El pontífice, de origen estadounidense-peruano, señaló que “en ocasiones es más sencillo huir o parece más conveniente marcharse, pero permanecer o regresar requiere auténtico valor y una mirada puesta en el futuro”.
Respecto a la tensión en Oriente Medio, reiteró que la propuesta de dos Estados sigue siendo “la única vía capaz de poner fin al conflicto” entre israelíes y palestinos.
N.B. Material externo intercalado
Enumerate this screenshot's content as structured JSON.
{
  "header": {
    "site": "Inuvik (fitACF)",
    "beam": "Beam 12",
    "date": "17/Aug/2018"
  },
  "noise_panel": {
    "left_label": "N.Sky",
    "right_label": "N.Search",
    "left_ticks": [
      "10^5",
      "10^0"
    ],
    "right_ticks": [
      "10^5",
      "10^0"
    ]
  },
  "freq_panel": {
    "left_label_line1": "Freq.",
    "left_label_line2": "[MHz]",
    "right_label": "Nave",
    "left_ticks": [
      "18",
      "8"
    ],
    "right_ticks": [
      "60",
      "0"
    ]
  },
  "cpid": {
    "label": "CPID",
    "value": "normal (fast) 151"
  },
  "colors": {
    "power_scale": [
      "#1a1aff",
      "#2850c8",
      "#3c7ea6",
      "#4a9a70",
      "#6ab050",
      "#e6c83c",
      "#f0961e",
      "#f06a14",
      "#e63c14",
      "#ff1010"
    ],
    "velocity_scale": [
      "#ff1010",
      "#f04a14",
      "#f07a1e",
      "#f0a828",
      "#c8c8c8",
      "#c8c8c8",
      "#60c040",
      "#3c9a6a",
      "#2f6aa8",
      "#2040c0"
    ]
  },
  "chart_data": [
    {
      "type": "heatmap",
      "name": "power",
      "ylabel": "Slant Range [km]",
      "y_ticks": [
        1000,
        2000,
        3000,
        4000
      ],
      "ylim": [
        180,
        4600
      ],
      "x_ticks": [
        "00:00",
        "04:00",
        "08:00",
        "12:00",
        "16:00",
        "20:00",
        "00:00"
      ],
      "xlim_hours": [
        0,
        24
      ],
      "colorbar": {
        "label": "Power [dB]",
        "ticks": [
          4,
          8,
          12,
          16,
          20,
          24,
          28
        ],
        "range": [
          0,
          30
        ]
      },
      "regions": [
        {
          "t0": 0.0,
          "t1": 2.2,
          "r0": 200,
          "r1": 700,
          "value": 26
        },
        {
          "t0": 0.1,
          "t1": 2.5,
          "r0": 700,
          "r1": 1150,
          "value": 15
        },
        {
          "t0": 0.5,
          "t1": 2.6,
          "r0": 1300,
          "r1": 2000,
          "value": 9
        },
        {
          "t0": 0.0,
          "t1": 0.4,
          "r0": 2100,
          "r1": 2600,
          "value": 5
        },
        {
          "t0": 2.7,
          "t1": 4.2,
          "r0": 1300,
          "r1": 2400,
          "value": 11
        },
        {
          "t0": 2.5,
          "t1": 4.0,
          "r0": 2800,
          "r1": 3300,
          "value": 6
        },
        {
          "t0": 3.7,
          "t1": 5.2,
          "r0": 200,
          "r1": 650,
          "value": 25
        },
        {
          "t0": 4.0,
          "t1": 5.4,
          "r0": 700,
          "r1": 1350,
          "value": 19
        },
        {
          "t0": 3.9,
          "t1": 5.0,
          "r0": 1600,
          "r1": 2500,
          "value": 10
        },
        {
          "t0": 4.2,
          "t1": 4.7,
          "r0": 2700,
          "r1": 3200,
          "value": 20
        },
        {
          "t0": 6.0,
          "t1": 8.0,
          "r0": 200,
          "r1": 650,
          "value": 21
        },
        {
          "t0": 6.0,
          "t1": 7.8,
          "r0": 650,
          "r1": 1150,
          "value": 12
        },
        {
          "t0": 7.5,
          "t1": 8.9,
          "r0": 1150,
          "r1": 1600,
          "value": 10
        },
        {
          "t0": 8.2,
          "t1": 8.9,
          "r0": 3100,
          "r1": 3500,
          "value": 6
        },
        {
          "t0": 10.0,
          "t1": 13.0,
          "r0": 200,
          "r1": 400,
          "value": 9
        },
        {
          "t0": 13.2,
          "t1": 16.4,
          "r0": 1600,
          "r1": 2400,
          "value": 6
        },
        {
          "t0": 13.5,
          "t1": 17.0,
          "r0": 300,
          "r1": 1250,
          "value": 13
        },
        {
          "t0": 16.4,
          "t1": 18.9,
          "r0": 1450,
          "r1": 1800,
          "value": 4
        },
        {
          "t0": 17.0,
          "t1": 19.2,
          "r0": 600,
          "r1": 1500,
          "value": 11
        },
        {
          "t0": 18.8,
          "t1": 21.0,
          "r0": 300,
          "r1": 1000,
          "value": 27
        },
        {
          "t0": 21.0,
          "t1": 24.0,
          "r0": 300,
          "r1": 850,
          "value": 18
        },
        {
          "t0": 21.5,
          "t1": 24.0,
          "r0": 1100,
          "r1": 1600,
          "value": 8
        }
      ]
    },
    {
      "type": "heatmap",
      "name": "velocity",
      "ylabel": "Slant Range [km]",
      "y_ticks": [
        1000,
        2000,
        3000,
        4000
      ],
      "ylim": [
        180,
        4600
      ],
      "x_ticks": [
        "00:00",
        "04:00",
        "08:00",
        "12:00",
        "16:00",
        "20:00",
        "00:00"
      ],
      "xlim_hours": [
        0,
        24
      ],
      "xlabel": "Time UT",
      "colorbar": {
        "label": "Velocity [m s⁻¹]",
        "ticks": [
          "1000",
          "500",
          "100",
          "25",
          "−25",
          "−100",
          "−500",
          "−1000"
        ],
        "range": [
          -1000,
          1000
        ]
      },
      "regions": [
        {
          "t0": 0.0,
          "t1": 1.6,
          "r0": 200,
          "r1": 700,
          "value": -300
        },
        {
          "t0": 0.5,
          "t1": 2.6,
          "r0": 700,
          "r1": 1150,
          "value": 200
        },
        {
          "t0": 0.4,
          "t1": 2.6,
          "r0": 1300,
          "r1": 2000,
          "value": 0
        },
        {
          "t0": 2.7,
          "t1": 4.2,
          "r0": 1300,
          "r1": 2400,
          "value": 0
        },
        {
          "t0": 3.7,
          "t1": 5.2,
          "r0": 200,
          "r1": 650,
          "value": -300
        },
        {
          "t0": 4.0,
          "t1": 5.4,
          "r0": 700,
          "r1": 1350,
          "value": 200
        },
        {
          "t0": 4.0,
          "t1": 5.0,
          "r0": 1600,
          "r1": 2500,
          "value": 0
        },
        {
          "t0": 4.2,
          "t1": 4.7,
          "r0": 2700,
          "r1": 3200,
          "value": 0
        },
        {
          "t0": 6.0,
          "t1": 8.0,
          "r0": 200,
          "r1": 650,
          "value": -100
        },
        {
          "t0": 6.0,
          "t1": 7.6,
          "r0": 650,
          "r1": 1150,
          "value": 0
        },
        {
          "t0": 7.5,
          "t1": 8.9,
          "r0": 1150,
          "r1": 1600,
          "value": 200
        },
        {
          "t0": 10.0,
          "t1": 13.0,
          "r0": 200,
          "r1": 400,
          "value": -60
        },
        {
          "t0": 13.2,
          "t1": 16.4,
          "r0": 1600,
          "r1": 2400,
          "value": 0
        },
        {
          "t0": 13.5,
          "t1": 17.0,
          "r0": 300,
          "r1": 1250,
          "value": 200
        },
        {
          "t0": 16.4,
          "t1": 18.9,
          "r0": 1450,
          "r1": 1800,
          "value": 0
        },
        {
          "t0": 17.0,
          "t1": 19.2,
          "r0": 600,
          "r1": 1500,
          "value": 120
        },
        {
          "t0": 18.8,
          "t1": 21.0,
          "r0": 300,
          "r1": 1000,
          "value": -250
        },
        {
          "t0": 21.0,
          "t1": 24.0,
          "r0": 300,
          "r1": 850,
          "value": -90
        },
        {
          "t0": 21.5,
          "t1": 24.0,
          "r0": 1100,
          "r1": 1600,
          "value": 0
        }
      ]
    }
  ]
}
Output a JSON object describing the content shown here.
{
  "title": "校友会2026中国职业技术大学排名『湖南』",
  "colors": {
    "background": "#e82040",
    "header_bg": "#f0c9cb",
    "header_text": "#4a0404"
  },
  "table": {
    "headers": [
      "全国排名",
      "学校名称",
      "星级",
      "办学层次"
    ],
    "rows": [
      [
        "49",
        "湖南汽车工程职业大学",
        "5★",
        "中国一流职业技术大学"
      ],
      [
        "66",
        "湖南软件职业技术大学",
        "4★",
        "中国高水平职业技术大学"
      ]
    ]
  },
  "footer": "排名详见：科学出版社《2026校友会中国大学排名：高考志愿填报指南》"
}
A su llegada al aeropuerto, León XIV fue recibido por el presidente Joseph Aoun —el único mandatario cristiano en el mundo árabe—, convirtiéndose así en el primer papa en visitar Líbano desde Benedicto XVI en 2012.
Durante su mensaje, Aoun afirmó que “proteger a Líbano, el único ejemplo de convivencia” entre musulmanes y cristianos, “es una responsabilidad de toda la humanidad”.
El gobierno libanés declaró dos días festivos por la visita, lo que motivó a miles de personas a salir a las calles con la esperanza de saludar al pontífice.
Previo a su llegada a Líbano, el Papa había finalizado una visita de cuatro días a Turquía, que culminó con una ceremonia litúrgica en la catedral ortodoxa de San Jorge en Estambul.